Madame la présidente, monsieur le ministre, mes chers collègues, je commencerai par rendre hommage au travail d’Éliane Assassi et d’Arnaud Bazin, respectivement rapporteure et président de la commission d’enquête sur l’influence croissante des cabinets de conseil privés sur les politiques publiques. J’espère que la proposition de loi que nous avons adoptée sur ce sujet fera l’objet d’un vote conforme à l’Assemblée nationale.
La mission « Pouvoirs publics », qui couvre les dotations allouées à la Présidence de la République, aux assemblées parlementaires, au Conseil constitutionnel, ainsi qu’à la Cour de justice de la République, comporte en 2024 une augmentation de 12 millions d’euros pour le budget de la Présidence de la République. Cela représente une hausse de 11 %, bien supérieure au taux de l’inflation. Le trou de 12 millions d’euros dans l’exécution du budget 2023, qui justifie cette hausse, serait lié à la « très forte activité présidentielle », sans qu’on nous donne davantage de précisions.

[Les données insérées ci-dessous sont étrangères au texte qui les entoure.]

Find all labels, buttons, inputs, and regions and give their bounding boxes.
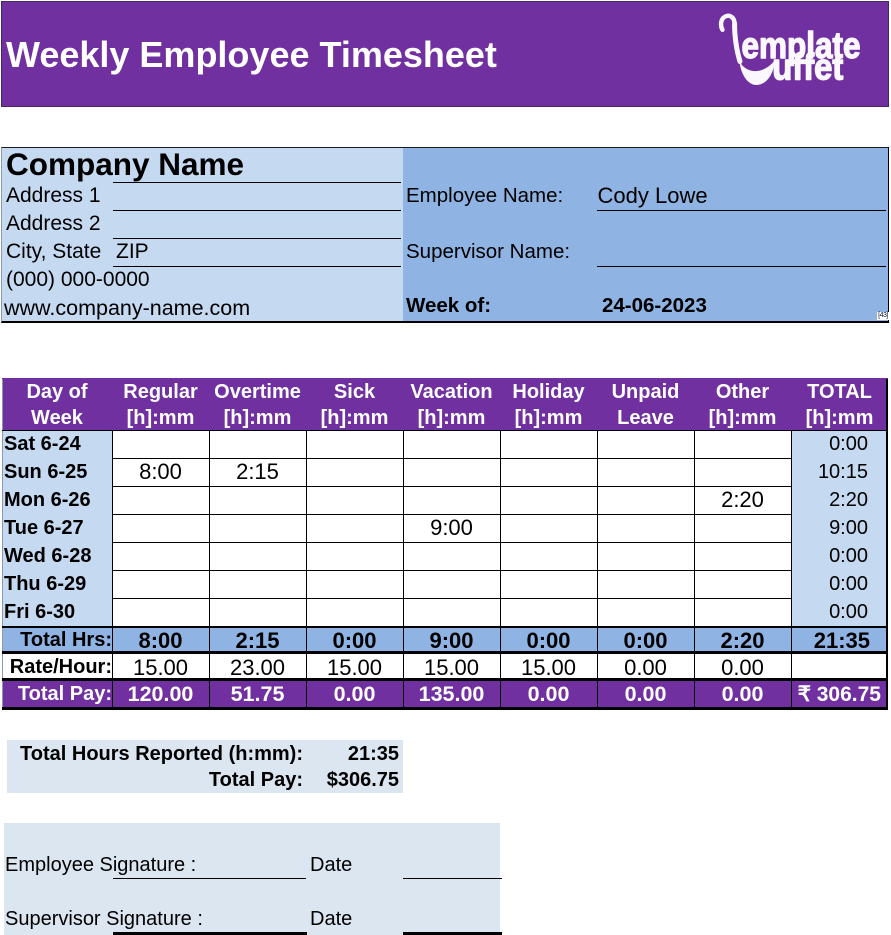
svg-text:emplate: emplate <box>742 25 861 66</box>
svg-text:uffet: uffet <box>772 46 843 87</box>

Cette hausse est peu acceptable, alors que nos collectivités territoriales et nos services publics sont mis à rude épreuve du fait d’un manque de moyens structurel qui affecte considérablement l’exercice de leurs missions. Elle reflète une pratique de plus en plus verticale du pouvoir présidentiel, qui se traduit non seulement par une augmentation des contournements du Parlement, au sein duquel la majorité présidentielle est en minorité, mais également par une multiplication des effets d’annonces, qui ne sont suivis d’aucun acte concret. Le grand débat national ou, plus récemment, les rencontres de Saint-Denis en ont été des illustrations.
Nous souhaitons surtout attirer votre attention sur les mesures de la mission « Direction de l’action du Gouvernement », qui regroupe les crédits d’une dizaine d’autorités administratives indépendantes, dont la Haute Autorité pour la transparence de la vie publique (HATVP) et le Défenseur des droits.
Auditionné au Sénat en juillet dernier, le président de la HATVP faisait état du budget modeste de l’institution, alors que ses compétences ont été élargies, puisqu’elle doit désormais contrôler les mobilités, réguler le lobbying et le pantouflage.
Après avoir envisagé une dotation en baisse par rapport à l’année dernière, en deçà des besoins exprimés par la HATVP, le Gouvernement a finalement concédé la création de quatre nouveaux postes. Il en faudrait pourtant bien davantage pour permettre à la HATVP d’absorber ses missions renforcées de contrôle de l’éthique en politique. Finalement, sa dotation globale n’atteint même pas 10 millions d’euros, soit un montant inférieur à la hausse des crédits alloués à l’activité présidentielle.
La situation du Défenseur des droits doit également nous alerter. Si les crédits qui lui sont alloués sont en hausse, avec la création de dix postes, cette augmentation est trois fois moins importante que les besoins répertoriés pour gérer la progression constante des saisines. Alors que le Gouvernement rechigne à lui accorder les moyens nécessaires, nous tenons pour notre part à lui assurer notre soutien dans la réalisation de ses missions essentielles à la protection des droits de toutes et tous.
Enfin, au sein de la mission « Conseil et contrôle de l’État », ce sont les effectifs des tribunaux administratifs et de la Cour nationale du droit d’asile (CNDA) qui nous interpellent. Les premiers ne se voient accorder que 25 postes supplémentaires quand le stock des affaires enregistrées augmente d’environ 5 % chaque année. Pis, aucun crédit supplémentaire n’est accordé à la CNDA, comme c’est le cas depuis 2021.
À l’heure où les réformes successives du Gouvernement ont pour seul objectif la réduction des délais ou la simplification des procédures afin de réduire la masse contentieuse, nous considérons qu’il faut stopper ces logiques de rationalisation, qui se déploient au détriment de la garantie des droits de toutes et tous, et augmenter le nombre de fonctionnaires chargés de la politique d’accueil des personnes étrangères.
En somme, mes chers collègues, vous l’aurez compris, nous ne pourrons pas soutenir ces crédits, parce qu’ils n’accordent pas les moyens nécessaires au bon fonctionnement de plusieurs institutions cruciales dans notre société.